Que nada cambie

Fotografía: Chelsea FC

Fotografía: Chelsea FC

Siempre es complicado pasar página, más aún cuando los recuerdos son brillantes. En el mundo del fútbol es cada vez más habitual ver cómo la afición no quiere dejar que el pasado ni el olvido se coman a sus futbolistas predilectos, incluso aunque sus sucesores mejoren notablemente sus prestaciones. Sucede en el Atlético de Madrid, donde Radamel Falcao (y Mario Mandzukic a partir de esta temporada) sabía que podía competir con todos los grandes delanteros que han pasado por el Calderón, pero nunca con Fernando Torres. En São Paulo reciben con los brazos abiertos a Kaká aun sabiendo que en seis meses hará las maletas rumbo a Orlando para apurar sus últimos destellos de calidad y en el norte de Londres la afición del Arsenal aún se pregunta si realmente eran tan incompatibles Özil y Fàbregas como para no haberse replanteado un retorno del 'Capitán'. 

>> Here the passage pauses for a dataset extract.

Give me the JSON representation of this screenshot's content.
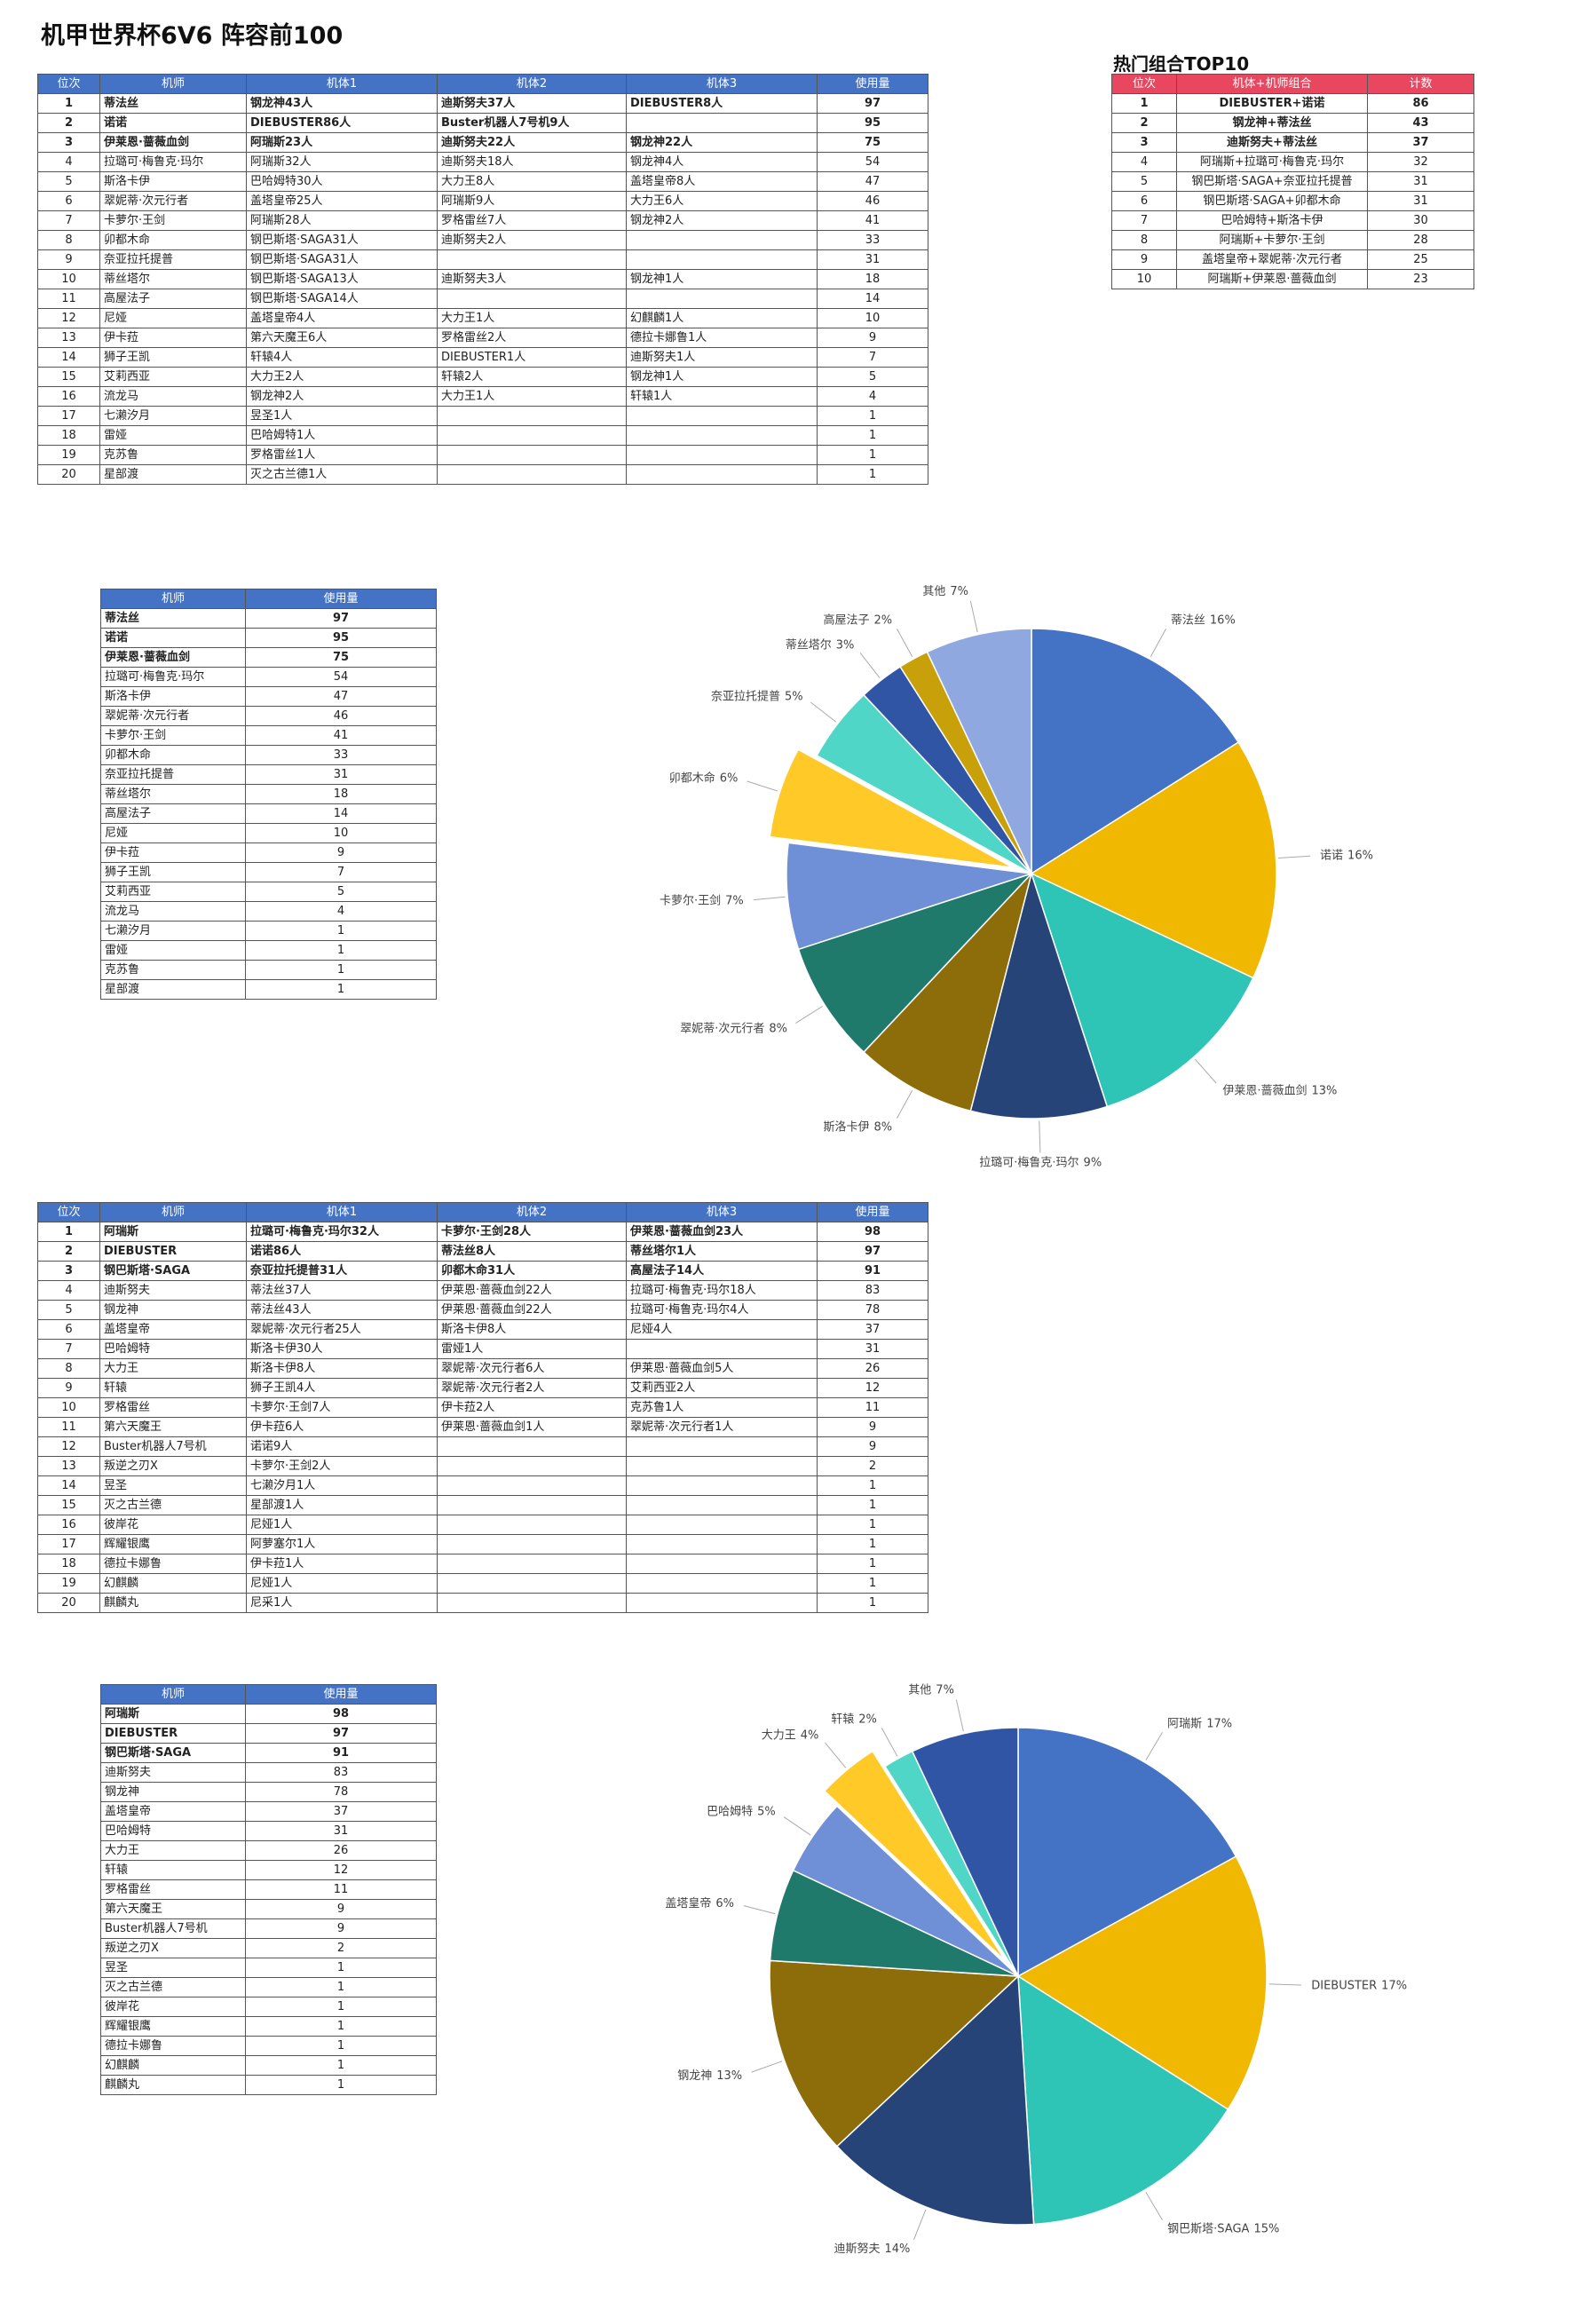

Esta eterna añoranza encierra cierto recelo a lo nuevo (más vale malo conocido...), y en el caso del Chelsea José Mourinho ha vuelto a apostar por uno de sus jugadores de confianza: Didier Drogba. El costamarfileño, de esfuerzo y rendimiento innegables, es uno de esos jugadores que tienen como padre deportivo al entrenador portugués, formando parte de un grupo en el que se incluyen figuras como Wesley Sneijder, Samuel Eto'o, Ricardo Carvalho o Marco Materazzi entre muchos otros. La confianza es un pilar fundamental para Mourinho en la confección de sus equipos, y es el principal motivo que explica el retorno de Drogba a Stamford Bridge, siendo también el vínculo con la afición 'blue' importante, aunque no decisivo.

Con esto, el Chelsea ha conseguido cambiarlo todo para que nada cambie. La morfología de su línea ofensiva responde al mismo patrón que la temporada pasada, teniendo en cuenta el hastío de Lukaku ante tanta cesión y su deseo de ser titular o buscar un nuevo y definitivo destino alejado de Londres. Samuel Eto'o no renovó su vínculo de una temporada y deja su lugar a Drogba, otro delantero africano, conocido a la perfección por Mourinho y afrontando la última etapa de su carrera profesional en la elite. Demba Ba, quien nunca convenció vestido de 'blue' a pesar de sus buenos años en el Hoffenheim y el Newcastle, hace las maletas y su puesto lo ocupa Diego Costa, que viene de realizar la temporada de su vida y ha protagonizado un traspaso muy importante en lo económico y en cuanto a expectativas, lo que ya le supone un listón que solo podrá superar si roza la excelencia. El último integrante de la delantera, si nada cambia, seguirá siendo Fernando Torres, el único que sobreviviría de la temporada anterior. 

Los refuerzos que ha protagonizado esta temporada el Chelsea, con las llegadas de Courtois y Fàbregas entre otros, sitúan a los de Mourinho como unos claros aspirantes al título después de un primer año en el que teóricamente se sentaron las bases de un proyecto ganador. Teniendo en cuenta que el Manchester City se rearma consciente de la dificultad que supondrá retener el cetro, que el Liverpool ya se reconoce nuevamente en el espejo como un gigante y que el Manchester United amenaza con ser una gran revolución en la Premier League de la mano de un triunfante Louis van Gaal, queda por ver si este cambio de cromos -en la forma pero no en el fondo- resultará suficiente para que el Chelsea vuelva a proclamarse campeón de la Premier League.